ALBEMARLE — For the first time since March 2020, Stanly County Schools have opened up with full face-to-face instruction as the fall semester of classes began Monday for the district’s 11 elementary schools, four middle schools and seven high schools.
“A new school year and new beginnings are always a cause for excitement and anticipation,” Dr. Jarrod Dennis, superintendent of Stanly County Schools, wrote in an open letter to the county posted on the SCS website. “The 2021-2022 school year brings an opportunity for a fresh start, and an opportunity for students and teachers to be together in class for the first time in quite a while.”
Dennis referenced that the county’s schools will be continuing to use “appropriate safety measures” to try to deter the spread of COVID-19 throughout the school system. In addition, free COVID-19 testing will be offered for all students and staff throughout the school year.
On Aug. 3, the Stanly County Board of Education voted 6-1 to enforce a mask policy for the fall semester that included a caveat — the policy will be dropped if the county’s percent-positive rate for tests falls below 7.9% for a consecutive two-week period. The Stanly County Health Department is currently reporting a 16.4% positivity rate based on data provided by the North Carolina Department of Health and Human Services on Aug. 23.

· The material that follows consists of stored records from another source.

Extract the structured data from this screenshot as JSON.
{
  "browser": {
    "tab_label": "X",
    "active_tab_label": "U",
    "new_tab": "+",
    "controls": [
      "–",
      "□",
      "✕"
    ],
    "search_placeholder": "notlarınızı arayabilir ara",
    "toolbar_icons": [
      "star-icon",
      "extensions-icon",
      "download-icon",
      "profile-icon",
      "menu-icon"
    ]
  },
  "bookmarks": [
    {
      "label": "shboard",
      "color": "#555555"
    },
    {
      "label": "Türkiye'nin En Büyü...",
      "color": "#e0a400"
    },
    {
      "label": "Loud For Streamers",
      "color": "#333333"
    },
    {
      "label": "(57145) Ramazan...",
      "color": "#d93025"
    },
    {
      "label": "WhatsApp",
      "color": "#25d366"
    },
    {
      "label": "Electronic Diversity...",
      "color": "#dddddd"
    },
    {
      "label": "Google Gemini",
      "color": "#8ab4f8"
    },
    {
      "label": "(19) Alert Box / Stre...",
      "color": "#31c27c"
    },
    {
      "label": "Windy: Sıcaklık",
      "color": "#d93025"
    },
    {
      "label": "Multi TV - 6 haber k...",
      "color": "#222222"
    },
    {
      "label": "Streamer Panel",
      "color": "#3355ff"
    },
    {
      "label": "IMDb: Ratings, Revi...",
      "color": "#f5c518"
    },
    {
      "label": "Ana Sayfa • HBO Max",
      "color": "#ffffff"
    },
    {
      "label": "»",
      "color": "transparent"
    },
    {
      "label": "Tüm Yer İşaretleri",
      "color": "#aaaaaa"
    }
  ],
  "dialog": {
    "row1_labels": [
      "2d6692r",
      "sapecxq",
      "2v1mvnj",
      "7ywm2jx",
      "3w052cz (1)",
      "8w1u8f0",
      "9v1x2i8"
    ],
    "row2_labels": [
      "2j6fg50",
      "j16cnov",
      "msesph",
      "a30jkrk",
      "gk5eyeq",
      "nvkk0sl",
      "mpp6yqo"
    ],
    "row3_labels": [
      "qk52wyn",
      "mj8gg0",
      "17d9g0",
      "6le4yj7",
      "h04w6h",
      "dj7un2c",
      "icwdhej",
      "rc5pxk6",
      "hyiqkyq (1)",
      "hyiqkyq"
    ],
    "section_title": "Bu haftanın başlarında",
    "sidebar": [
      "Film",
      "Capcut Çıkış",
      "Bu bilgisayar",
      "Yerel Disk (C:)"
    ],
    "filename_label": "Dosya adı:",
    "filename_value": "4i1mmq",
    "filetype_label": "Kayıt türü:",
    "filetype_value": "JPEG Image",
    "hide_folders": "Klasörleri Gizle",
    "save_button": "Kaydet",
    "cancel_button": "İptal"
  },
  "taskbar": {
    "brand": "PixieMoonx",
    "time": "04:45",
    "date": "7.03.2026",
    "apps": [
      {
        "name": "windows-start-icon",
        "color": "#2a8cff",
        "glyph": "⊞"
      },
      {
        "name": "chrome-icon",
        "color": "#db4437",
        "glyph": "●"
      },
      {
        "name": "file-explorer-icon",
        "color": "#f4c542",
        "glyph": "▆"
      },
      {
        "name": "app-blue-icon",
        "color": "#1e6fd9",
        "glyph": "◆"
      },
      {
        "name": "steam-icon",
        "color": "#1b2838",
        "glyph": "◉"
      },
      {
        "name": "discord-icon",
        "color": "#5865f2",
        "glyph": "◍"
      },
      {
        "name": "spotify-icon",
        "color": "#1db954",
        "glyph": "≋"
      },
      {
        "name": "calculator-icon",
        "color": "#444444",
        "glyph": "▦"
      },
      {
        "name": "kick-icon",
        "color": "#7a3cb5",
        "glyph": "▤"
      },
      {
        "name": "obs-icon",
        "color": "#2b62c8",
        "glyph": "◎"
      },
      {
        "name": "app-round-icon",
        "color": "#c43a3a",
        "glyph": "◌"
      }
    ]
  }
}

In his letter, the SCS superintendent thanked the county’s employees for their efforts during the pandemic when many of them were forced to work remotely and adapt their schedules to the hybrid learning format that was adopted.
“Our teachers and staff have done an outstanding job in the past year and a half with all of the challenges the pandemic has caused them to have to face,” Dennis said. “They have learned how to successfully provide remote instruction while also finding creative ways to provide instruction in an ever-changing educational landscape. Now it is time for students to return to what we recognize as invaluable face-to-face instruction.”